Fernández Díaz considera que cuando nada funciona, como en la Argentina, es porque falla el sistema político, poco propenso a poner en funcionamiento una genuina democracia republicana. A lo largo de nuestra historia, señala la historiografía, hubo períodos donde hubo república sin democracia y otros donde hubo democracia sin república. La combinación de república y democracia estuvo cerca de darse con Raúl Alfonsín, pero muy pronto se disipó. En relación con el peronismo, el gran actor político de los últimos setenta años, jamás congenió con los valores políticos, económicos y filosóficos de la Constitución de 1853-60. Al verse como un movimiento y no como un partido político, el peronismo destruyó toda posibilidad de que existiera un genuino bipartidismo, columna vertebral de la democracia republicana. Dice Fernández Díaz: “ese desprecio autocrático hizo imposible un bipartidismo real, y por lo tanto, también la división de poderes, el control mutuo, las políticas de Estado acordadas y una gestión encadenada, sin crisis recurrentes ni bandazos. Por lo contrario, el “movimiento nacional y popular” logró asentarse como una corporación borracha de poder y con ansias de llevarnos hacia una democracia de partido único, donde la alternancia era un devaneo de derechistas”.

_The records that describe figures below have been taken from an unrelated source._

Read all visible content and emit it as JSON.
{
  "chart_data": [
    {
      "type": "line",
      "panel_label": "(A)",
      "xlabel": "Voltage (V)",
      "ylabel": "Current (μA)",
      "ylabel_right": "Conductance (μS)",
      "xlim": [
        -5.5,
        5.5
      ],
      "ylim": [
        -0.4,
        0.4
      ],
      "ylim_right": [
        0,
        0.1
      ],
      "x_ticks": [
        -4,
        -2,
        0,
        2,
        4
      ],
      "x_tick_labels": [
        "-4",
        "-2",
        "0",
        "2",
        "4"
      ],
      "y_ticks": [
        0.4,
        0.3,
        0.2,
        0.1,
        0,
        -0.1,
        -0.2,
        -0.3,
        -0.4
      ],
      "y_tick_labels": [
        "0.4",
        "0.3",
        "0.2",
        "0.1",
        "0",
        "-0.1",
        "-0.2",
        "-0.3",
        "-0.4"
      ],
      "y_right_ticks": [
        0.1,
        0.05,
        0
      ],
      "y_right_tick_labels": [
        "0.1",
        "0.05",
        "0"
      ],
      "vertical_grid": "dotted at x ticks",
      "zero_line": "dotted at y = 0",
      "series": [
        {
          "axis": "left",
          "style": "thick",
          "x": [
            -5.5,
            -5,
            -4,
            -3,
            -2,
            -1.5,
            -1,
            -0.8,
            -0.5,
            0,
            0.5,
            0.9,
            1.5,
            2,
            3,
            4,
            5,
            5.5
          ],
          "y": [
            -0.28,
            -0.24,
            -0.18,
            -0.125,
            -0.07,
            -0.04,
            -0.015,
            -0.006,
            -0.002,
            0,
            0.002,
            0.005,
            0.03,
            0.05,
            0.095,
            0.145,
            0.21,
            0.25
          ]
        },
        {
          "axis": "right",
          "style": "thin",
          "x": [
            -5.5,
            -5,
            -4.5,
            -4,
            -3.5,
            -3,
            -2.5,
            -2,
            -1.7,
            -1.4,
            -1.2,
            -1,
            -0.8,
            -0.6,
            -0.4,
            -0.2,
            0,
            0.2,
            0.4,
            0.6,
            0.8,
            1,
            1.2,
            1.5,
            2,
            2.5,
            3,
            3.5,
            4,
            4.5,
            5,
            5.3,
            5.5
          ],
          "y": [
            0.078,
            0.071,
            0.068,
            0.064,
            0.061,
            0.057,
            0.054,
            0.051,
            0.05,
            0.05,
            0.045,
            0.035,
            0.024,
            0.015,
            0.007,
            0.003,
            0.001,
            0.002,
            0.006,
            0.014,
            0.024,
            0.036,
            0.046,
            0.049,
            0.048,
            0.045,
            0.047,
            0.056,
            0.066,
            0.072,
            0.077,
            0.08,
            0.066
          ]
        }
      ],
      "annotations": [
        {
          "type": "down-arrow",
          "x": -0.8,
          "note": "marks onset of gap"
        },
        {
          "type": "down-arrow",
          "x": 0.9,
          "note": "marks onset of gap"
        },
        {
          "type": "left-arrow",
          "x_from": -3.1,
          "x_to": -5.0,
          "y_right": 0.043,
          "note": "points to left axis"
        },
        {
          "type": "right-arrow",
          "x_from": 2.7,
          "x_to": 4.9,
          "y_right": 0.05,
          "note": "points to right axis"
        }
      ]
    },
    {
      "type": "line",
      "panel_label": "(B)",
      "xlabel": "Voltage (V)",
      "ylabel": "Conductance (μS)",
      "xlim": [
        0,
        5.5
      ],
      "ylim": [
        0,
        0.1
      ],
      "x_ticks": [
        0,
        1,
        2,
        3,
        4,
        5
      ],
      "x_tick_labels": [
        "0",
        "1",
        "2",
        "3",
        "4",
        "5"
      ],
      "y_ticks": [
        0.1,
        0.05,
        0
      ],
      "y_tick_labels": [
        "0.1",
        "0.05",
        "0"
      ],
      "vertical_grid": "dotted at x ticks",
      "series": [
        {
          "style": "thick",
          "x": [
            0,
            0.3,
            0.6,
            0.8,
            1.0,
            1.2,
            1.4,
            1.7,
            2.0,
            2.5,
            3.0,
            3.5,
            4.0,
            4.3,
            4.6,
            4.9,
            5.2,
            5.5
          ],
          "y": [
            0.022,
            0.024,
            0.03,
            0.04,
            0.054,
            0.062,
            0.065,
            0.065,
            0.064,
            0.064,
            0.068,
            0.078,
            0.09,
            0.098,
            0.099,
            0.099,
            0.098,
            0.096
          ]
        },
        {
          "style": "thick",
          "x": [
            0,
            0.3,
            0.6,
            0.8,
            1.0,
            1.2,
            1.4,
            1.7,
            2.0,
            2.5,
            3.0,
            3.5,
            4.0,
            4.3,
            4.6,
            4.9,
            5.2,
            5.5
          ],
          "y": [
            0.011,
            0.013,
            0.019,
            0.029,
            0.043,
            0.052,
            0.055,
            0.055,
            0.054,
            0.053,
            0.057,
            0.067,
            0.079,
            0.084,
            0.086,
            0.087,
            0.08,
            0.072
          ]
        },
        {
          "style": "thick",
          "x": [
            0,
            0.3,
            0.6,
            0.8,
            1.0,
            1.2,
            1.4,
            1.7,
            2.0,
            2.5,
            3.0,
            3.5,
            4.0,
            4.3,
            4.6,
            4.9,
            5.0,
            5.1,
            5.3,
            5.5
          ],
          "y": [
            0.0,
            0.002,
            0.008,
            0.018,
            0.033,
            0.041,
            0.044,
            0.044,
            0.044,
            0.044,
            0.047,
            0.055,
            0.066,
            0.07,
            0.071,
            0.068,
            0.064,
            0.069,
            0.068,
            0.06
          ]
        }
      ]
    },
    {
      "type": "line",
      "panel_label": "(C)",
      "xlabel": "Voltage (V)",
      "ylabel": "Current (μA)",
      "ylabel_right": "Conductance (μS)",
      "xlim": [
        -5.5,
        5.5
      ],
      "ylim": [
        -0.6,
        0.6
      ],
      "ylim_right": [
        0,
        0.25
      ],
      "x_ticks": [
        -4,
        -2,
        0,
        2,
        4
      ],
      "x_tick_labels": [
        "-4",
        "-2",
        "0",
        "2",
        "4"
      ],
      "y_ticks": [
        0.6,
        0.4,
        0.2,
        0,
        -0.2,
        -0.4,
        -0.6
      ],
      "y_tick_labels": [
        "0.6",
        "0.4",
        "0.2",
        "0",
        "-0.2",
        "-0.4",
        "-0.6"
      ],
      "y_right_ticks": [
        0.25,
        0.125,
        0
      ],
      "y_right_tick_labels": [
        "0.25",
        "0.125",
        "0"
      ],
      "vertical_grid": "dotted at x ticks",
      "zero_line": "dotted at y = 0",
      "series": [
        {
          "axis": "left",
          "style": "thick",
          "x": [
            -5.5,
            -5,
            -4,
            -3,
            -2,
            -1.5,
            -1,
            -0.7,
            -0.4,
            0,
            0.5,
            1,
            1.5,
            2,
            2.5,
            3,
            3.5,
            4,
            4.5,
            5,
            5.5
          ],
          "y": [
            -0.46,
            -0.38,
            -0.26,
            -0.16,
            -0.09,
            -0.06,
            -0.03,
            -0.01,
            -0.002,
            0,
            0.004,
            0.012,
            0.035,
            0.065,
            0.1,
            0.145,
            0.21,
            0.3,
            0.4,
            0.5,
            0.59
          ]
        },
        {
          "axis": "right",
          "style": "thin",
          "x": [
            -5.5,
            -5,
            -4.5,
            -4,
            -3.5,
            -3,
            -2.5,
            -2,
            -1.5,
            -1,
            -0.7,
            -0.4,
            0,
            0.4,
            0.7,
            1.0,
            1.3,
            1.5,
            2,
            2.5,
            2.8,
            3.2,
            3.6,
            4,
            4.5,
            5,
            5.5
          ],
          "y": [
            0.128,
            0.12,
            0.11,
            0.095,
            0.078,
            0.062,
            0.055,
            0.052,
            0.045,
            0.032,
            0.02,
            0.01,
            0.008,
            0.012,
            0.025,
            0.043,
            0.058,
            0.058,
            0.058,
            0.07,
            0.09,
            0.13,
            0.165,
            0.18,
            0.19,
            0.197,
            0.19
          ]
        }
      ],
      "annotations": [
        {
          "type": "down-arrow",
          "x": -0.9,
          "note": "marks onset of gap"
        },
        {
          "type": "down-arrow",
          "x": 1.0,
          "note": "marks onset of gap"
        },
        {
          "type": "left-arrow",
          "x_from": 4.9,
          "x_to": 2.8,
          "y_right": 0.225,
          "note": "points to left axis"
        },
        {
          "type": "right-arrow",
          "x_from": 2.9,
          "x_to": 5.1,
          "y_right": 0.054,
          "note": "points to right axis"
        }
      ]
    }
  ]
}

El autor afirma con acierto que los argentinos aún no hemos podido despejar dos grandes incógnitas de la política vernácula: a) ¿en la Argentina sólo el peronismo puede gobernar?; b) ¿ninguna fuerza política no peronista puede culminar su mandato como corresponde? Por el momento, la primera respuesta se responde por la afirmativa y la segunda, por la negativa. Lo cual es muy lamentable ya que si sólo el peronismo está en condiciones de gobernar entonces en la Argentina no está vigente la democracia, si por tal entendemos el sistema político e institucional consagrado por la Constitución de 1853-60. En este sentido, la presencia de Macri en la Rosada le acaba de dar a los argentinos una nueva oportunidad para afianzar la democracia. Para ello será fundamental que el presidente culmine su mandato como Dios manda para que el 10 de diciembre de 2019 le coloque la banda presidencial a su sucesor (¿o a él mismo?). Si no lo logra “el partido de Perón conseguirá el cometido de eternizarse”, expresa a manera de severa advertencia Fernández Díaz. Todos los argentinos de buena fe deseamos que Macri culmine su mandato tal cual lo estipula la Carta Magna. Sería la mejor señal que el país enviaría al exterior para atraer inversiones. Lamentablemente, tal como marchan las cosas, fundamentalmente en el terreno económico, si el Ejecutivo no produce un radical golpe de timón, no sería nada raro que su sucesor sea un dirigente del peronismo, esa fuerza política gigantesca nacida para conquistar y detentar el poder de por vida.